Todo esto del yihadismo, como todos los procesos a la desesperada, tuvo un comienzo espectacular, una ascensión vertiginosa, un pico efímero y una dégringolade rutilante que es en lo que a mi juicio estamos ahora. Después, me imagino, vendrán tiempos de penuria extrema en los que el personal recapacitará sobre las soluciones mágicas e iniciara el camino de la recuperación por las vías habituales del sacrificio.
Pensaba en estas cosas ayer espoleado por un documental sobre las mafias que trafican con Captagon por todo el Oriente Medio. El Captagon es una especie de metanfetamina como la que fabricaba Walter White en Albuquerque. Con unos conocimientos básicos de química y unos pocos miles de euros fabricas una sustancia psicotropa que sólo necesita ser criminalizada por las autoridades para multiplicar por millones la inversión. Y en eso están los Walter White sirios y turcos, haciendo su agosto a costa de la desesperación de los yihadistas que ven su causa no ya estancada sino en franca decadencia. El asunto recuerda un poco a lo que pasó en Vietnam cuando el estancamiento de los frentes llevó a los combatientes americanos al consumo inmoderado de estupefacientes, cosa que, como sabe cualquiera que lo haya experimentado, es el camino más rápido hacia la introspección y el desistimiento patriótico.
Aquí a todo el mundo se la suda la religión, venían a decir todos los yihadistas cuando eran interrogados acerca de un consumo prohibido terminantemente por la religión por cuya extensión y prevalencia creemos en occidente que están luchando.

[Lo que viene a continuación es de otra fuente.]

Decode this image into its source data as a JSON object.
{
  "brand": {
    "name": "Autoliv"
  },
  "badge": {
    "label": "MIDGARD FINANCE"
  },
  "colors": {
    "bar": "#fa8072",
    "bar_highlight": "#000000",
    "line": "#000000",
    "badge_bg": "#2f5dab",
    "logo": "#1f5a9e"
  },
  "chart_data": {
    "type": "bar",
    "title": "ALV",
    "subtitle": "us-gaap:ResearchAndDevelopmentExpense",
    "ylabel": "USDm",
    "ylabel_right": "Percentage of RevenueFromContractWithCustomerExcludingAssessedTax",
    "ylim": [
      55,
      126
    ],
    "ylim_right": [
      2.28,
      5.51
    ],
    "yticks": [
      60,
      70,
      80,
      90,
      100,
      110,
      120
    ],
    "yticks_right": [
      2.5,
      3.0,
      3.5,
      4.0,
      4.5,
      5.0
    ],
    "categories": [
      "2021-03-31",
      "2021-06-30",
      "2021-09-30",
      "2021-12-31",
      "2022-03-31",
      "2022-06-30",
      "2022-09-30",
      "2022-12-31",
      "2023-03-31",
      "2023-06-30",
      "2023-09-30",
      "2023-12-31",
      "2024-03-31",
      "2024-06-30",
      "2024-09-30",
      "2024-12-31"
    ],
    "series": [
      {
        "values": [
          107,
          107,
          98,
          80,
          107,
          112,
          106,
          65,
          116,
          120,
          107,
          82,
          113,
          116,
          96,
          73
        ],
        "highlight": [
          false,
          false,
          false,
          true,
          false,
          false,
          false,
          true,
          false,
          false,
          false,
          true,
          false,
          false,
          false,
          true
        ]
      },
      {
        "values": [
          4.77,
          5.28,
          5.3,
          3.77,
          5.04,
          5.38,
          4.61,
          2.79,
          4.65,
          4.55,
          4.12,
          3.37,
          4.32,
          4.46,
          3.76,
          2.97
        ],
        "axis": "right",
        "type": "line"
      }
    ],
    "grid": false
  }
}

La conclusión que se sacaba al escucharlos es que se sienten atrapados en un infierno que sólo se alivia por medio del captagon y las esclavas sexuales. Muy parecido, como digo, a lo que vimos en tantas y tantas películas sobre la guerra de Vietnam. Un conflicto que cada día extiende su podredumbre sobre más territorio abonando así el terreno para las mafias que serán, a la postre, las que partirán el bacalao con su dinero blanqueado una vez que todo haya terminado por agotamiento.
Así son las cosas de la vida que nunca cesan de repetirse. Por tal es que en llegando a la edad provecta es tan difícil ver cosas nuevas. Sorprenderse que le dicen. A lo más que se puede aspirar es a sacar la lupa y demorarse en la contemplación de los pequeños detalles que adornan el retablo. Así, a veces tiene uno la ilusión momentánea de estar ante algo novedoso. Los pequeños detalles, ya saben, los ladrillos con los que la gente pequeña construye sus castillos en el aire. En fin, qué vida ésta más previsible.